Proposed appointment will play ‘critical’ role in enforcing labour licensing
The government’s proposed new director of labour market enforcement will play a “critical” role in the widening of licensing to sectors not currently covered by the Gangmasters Licensing Authority (GLA).
The proposed role has been made by government in its response to consultation on tackling exploitation in the labour market, published this morning.
The consultation covered widening the remit to any sectors not currently covered, strengthening the powers and changing the name of the GLA, as well as establishing a director of labour market enforcement to set priorities for enforcement bodies and introducing a new offence of aggravated breach of labour market legislation.
Sectors currently requiring GLA licences and regulation include agriculture, horticulture, shellfish gathering, and fresh food processing and packaging.
The document reveals government will legislate to reform the current licensing regime to ensure it is flexible enough to respond to changing risks in existing or new labour sectors, if the evidence supports its use.
It adds the director of labour market enforcement will be given a “critical” role in recommending changes to the licensing regime to the secretaries of state, as part of their overall strategy to tackle exploitation.
The government says it believes the use of this approach would provide a “balanced, proportionate” approach to the use of licensing.
But Tom Hadley, director of policy at the Recruitment & Employment Confederation (REC), said in a statement government needs to undertake further work rather than press ahead with any formal expansion of licensing to sectors outside of the GLA’s remit.
“It is not at all clear that it is the licensing process itself that drives out criminal activity, as is evident from the number of GLA licence revocations and enforcement action taken against existing licence holders,” Hadley said.
Meanwhile Simon Rice Birchall, partner at employment law firm Eversheds told Recruiter the government would need a weight of evidence to justify the extension of the GLA’s remit.
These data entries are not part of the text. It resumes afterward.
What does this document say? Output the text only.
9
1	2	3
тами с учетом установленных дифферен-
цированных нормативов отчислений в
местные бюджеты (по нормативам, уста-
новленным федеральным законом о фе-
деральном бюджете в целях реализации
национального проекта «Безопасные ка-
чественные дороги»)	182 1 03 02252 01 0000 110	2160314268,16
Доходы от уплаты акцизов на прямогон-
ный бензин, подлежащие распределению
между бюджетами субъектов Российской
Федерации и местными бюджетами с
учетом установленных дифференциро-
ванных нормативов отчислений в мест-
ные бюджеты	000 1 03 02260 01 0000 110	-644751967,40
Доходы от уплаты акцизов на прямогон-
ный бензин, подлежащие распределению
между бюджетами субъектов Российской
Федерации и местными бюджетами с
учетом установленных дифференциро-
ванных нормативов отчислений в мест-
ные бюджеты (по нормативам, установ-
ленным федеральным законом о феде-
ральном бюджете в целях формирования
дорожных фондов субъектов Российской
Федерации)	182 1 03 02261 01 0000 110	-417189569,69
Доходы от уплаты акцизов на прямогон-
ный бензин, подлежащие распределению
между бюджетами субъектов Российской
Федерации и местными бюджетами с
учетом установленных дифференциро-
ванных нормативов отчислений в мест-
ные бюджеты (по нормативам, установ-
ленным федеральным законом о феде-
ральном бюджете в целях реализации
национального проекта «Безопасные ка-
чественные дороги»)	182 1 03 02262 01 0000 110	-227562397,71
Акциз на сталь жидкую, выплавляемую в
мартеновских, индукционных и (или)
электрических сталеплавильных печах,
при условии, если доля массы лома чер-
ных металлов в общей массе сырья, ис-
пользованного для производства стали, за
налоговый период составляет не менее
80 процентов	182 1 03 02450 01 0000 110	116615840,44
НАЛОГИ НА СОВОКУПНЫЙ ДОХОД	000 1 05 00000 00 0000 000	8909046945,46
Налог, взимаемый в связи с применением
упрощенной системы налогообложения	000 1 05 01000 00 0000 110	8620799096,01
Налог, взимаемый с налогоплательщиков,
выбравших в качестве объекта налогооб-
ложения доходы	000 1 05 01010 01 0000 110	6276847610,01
“You would need to have proof of abuse and it would need to be relatively widespread,” Birchall said. “An employer in East Anglia abusing and exploiting people would not be sufficient. You would have to have evidence that the regime is not working in its current form.”
GLA chief executive Paul Broadbent said in a statement: “Through our work across the past decade we have established a solid reputation – at home and overseas – for our work in safeguarding workers and identifying and tackling unscrupulous individuals who seek to profit by the exploitation of others.
“If agreed, these new proposals would give us the opportunity to build on those firm foundations by providing the GLA with additional powers, enabling us to focus more closely on the worst examples of labour abuse in the UK.”
But for Glenn Hayes, employment solicitor at law firm Irwin Mitchell, the government will need to properly define the job description for its new director of labour market enforcement.
“The role needs to be properly defined. They are clearly going to use it as a means of linking up all the various types of enforcement agencies that there are already. It [the role] will have to be long term.”